Cartas de um viajante - XVIII
A natureza é isenta de culpa e eu já era pra saber disso. Eu me afastei da mãe mesmo quando me joguei nesta jornada para tentar tornar-me parte maior dela. Agora estou enclausurado neste castelo de cristal absorto em culpa e alienado da vida.
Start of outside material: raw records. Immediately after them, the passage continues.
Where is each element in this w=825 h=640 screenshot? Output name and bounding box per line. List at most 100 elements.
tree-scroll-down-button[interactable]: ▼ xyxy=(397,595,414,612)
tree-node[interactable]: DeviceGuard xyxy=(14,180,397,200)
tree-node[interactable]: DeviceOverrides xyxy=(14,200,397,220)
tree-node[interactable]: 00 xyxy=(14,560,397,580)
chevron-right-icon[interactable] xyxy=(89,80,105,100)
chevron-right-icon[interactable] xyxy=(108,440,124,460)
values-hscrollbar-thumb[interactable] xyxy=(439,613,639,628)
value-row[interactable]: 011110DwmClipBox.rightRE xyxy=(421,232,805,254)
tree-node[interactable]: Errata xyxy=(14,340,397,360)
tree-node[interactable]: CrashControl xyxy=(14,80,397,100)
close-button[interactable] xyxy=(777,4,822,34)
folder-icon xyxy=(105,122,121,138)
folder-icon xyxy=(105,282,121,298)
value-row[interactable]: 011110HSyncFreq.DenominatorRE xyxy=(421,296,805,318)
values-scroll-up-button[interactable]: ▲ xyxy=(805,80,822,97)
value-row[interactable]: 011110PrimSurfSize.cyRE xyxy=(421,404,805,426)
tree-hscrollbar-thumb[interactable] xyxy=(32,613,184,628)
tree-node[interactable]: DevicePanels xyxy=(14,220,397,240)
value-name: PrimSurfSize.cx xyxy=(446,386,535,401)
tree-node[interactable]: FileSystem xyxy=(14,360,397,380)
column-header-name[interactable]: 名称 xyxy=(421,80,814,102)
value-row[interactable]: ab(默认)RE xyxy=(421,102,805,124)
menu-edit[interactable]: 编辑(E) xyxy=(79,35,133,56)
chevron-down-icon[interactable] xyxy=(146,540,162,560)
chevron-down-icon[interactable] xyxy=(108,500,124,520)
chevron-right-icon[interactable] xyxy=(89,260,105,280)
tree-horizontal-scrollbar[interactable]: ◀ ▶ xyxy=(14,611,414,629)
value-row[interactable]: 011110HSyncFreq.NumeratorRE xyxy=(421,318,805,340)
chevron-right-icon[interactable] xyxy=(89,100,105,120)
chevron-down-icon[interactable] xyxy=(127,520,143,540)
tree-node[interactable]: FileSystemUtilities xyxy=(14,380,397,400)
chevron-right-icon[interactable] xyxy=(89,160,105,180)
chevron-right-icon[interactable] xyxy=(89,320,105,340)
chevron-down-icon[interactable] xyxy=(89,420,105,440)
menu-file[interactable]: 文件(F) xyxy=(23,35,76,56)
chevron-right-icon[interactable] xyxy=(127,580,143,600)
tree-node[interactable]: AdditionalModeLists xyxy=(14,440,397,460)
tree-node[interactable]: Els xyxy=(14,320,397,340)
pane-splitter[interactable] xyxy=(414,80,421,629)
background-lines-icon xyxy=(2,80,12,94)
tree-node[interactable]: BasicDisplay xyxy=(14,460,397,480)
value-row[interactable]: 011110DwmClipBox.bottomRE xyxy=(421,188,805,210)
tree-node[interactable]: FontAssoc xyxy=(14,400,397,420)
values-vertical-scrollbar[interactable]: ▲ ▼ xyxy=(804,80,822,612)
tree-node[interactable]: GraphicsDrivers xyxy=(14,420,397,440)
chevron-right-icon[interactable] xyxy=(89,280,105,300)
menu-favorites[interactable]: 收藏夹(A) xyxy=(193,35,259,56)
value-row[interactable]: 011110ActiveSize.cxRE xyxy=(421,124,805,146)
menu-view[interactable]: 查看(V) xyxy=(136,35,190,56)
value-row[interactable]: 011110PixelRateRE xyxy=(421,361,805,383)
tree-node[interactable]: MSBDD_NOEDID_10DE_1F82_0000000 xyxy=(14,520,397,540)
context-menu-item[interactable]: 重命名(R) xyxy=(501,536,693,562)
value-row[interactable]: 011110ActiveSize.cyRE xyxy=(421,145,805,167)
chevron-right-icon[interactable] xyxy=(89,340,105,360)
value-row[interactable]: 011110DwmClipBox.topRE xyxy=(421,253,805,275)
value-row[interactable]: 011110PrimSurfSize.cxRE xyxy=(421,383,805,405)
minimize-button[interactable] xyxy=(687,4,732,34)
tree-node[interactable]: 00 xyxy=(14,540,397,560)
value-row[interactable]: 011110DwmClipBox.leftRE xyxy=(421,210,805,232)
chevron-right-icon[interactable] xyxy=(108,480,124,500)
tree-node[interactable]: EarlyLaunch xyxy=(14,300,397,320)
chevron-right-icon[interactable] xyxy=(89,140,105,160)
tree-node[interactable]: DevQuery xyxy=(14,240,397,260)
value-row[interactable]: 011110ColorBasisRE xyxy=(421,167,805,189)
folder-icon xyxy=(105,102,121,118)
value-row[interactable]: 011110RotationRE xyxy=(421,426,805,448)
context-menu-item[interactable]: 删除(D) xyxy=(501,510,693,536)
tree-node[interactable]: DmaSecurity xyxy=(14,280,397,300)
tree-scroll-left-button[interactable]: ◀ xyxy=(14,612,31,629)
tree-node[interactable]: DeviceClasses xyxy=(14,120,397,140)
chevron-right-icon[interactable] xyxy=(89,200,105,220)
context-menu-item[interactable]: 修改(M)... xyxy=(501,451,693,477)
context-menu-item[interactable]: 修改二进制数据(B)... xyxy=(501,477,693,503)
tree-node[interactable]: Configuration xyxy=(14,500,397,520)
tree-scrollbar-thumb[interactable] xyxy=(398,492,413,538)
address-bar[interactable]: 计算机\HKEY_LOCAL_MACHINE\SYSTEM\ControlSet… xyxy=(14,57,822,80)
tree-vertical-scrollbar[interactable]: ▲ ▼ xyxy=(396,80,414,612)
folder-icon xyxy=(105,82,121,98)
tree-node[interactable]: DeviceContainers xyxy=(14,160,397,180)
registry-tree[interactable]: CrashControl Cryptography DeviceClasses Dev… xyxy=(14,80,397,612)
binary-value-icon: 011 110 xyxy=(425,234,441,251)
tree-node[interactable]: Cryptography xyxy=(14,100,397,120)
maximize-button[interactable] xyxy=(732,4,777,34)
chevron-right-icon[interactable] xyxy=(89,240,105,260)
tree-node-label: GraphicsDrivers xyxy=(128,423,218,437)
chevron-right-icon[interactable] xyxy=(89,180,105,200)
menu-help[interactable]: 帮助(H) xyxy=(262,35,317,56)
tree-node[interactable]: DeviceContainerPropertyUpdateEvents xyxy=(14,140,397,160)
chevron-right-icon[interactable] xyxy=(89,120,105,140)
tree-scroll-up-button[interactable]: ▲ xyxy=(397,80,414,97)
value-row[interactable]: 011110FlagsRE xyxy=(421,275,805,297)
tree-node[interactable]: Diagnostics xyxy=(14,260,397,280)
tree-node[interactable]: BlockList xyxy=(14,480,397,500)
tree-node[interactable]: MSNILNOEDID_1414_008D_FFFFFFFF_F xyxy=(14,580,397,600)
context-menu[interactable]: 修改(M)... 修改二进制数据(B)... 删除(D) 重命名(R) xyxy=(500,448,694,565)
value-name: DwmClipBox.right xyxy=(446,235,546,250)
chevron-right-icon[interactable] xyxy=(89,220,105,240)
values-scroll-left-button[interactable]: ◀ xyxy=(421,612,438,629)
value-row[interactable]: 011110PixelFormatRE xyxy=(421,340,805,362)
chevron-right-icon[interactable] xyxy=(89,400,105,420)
Este aperto que sempre me sufoca, essa tolice de confiar nesta sorte profana que adora rir-se de mim... Viver confinado na beleza da alma e na pobreza do corpo. Tudo não passa de ilusão. Nas paredes meu reflexo se confunde com o caminho, preso estou como no vício de um colecionador que transpassa a agulha sobre o peito formoso da borboleta embebida em formol. Deixem-me virar pó! E pior, sei qual foi meu crime... Afastei-me do meu caminho, me deixei perder nas necessidades terrenas e agora estou a sofrer em meu trajeto. O caminho é longo e possui desvios estreitos que alongam o tempo e enlouquecem a mente insã. Atalhos são para pessoas sem determinação e eu acabei de me tornar uma, pois agora estou preso numa câmara de quartzo cristalino por exactamente tentar correr contra o tempo que rege.
Eu procurei minha morte. Este meu egoísmo e esta irresponsabilidade me corroem, por isso cobri-me em fúria e ferí Ravenus, por esse ódio fétido abandonei minha flauta, abandonei a poesia, por essa minha ignorância matei minha alma. Estou agora covarde e quase humano, transformando-me em algo que eu jamais quis ser, à espera de um veredicto imediato para uma execução insensata. Não quero padecer em prisão! Estou sujo e sem honra, minha vida é podre, minha alma é velha... Não existe mais salvação!
Esperarei agora a resposta para minha insolúvel questão. Morrer como invasor ou sofrer a perda dos membros... Não importa, pois ao menos morto farei parte fixa da natureza.
Então possivelmente despeço-me agora de vós.
Adeus! Meu peito é frio, minha morte é próxima. Adeus.